The cache has a 5-minute TTL, refreshed on each hit. Cache writes cost 1.25x the base input rate (25% surcharge); cache reads cost 0.10x (90% discount). The minimum cacheable prefix length is 1024 tokens for Sonnet/Opus and 4096 tokens for Haiku – the system prompt alone exceeds these thresholds.
Ephemeral turns
When the agent loop injects a transient message (iteration warning, context
warning, empty-response nudge), the generate() call receives
ephemeral=True.

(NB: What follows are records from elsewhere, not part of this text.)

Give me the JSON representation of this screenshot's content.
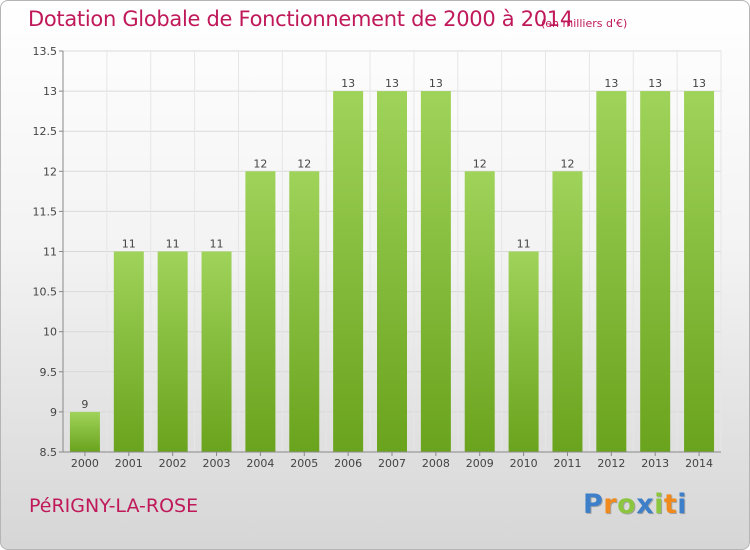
{
  "title": "Dotation Globale de Fonctionnement de 2000 à 2014",
  "subtitle": "(en milliers d'€)",
  "location": "PéRIGNY-LA-ROSE",
  "logo": {
    "text": "Proxiti",
    "letters": [
      {
        "char": "P",
        "color": "#3d7fc9"
      },
      {
        "char": "r",
        "color": "#f08a1c"
      },
      {
        "char": "o",
        "color": "#8cc63f"
      },
      {
        "char": "x",
        "color": "#3d7fc9"
      },
      {
        "char": "i",
        "color": "#8cc63f"
      },
      {
        "char": "t",
        "color": "#f08a1c"
      },
      {
        "char": "i",
        "color": "#3d7fc9"
      }
    ]
  },
  "colors": {
    "title": "#c0195a",
    "bar_light": "#9fd35a",
    "bar_dark": "#6aa31d",
    "grid": "#d9d9d9",
    "axis": "#888888"
  },
  "chart_data": {
    "type": "bar",
    "categories": [
      "2000",
      "2001",
      "2002",
      "2003",
      "2004",
      "2005",
      "2006",
      "2007",
      "2008",
      "2009",
      "2010",
      "2011",
      "2012",
      "2013",
      "2014"
    ],
    "values": [
      9,
      11,
      11,
      11,
      12,
      12,
      13,
      13,
      13,
      12,
      11,
      12,
      13,
      13,
      13
    ],
    "data_labels": [
      "9",
      "11",
      "11",
      "11",
      "12",
      "12",
      "13",
      "13",
      "13",
      "12",
      "11",
      "12",
      "13",
      "13",
      "13"
    ],
    "ylim": [
      8.5,
      13.5
    ],
    "yticks": [
      8.5,
      9,
      9.5,
      10,
      10.5,
      11,
      11.5,
      12,
      12.5,
      13,
      13.5
    ],
    "ytick_labels": [
      "8.5",
      "9",
      "9.5",
      "10",
      "10.5",
      "11",
      "11.5",
      "12",
      "12.5",
      "13",
      "13.5"
    ],
    "grid": true,
    "legend": "none"
  }
}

The transient message is appended as a user message,
merged with the preceding tool-result user message by
_merge_consecutive_user, and popped from contents after the call.
- B1 is still placed at the previous B2 position, so the cache read for the stable prefix still works
- B2 is placed on the second-to-last merged message (the last stable message before the merged ephemeral tail), so the cached prefix advances without including transient content
- The internal B2 position advances to the second-to-last index, so successive ephemeral turns keep sliding B1 forward
This ensures the B1=previous-B2 invariant holds through ephemeral turns:
T1: U1·B2 prev=0
T2: U1·B1 M1 U2·B2 prev=2
T3(E): U1 M1 U2·B1 M2·B2 U3+E prev=3
T4(E): U1 M1 U2 M2·B1 U3 M3·B2 U4+E prev=5
T5: U1 M1 U2 M2 U3 M3·B1 U4 M4 U5·B2 prev=8
(U = user message, M = model message, E = ephemeral, +E = merged with preceding user message.)
When the merged message list has fewer than two entries during an ephemeral call (e.g. a single merged user+ephemeral on the first turn), no breakpoints are placed and the B2 position is not updated.
Thinking blocks
Extended thinking blocks in assistant responses are part of the cached
prefix. They do not break cache hits when the following user message contains
only tool_result blocks (the normal case in the agent loop).
Caching and session resumption
After session resumption, the model instance is fresh and has no record of previous breakpoint positions. The first call has no B1 (no cache read), only B2 (cache write). From call 2 onward, caching works normally. This is the same behavior as a cold start.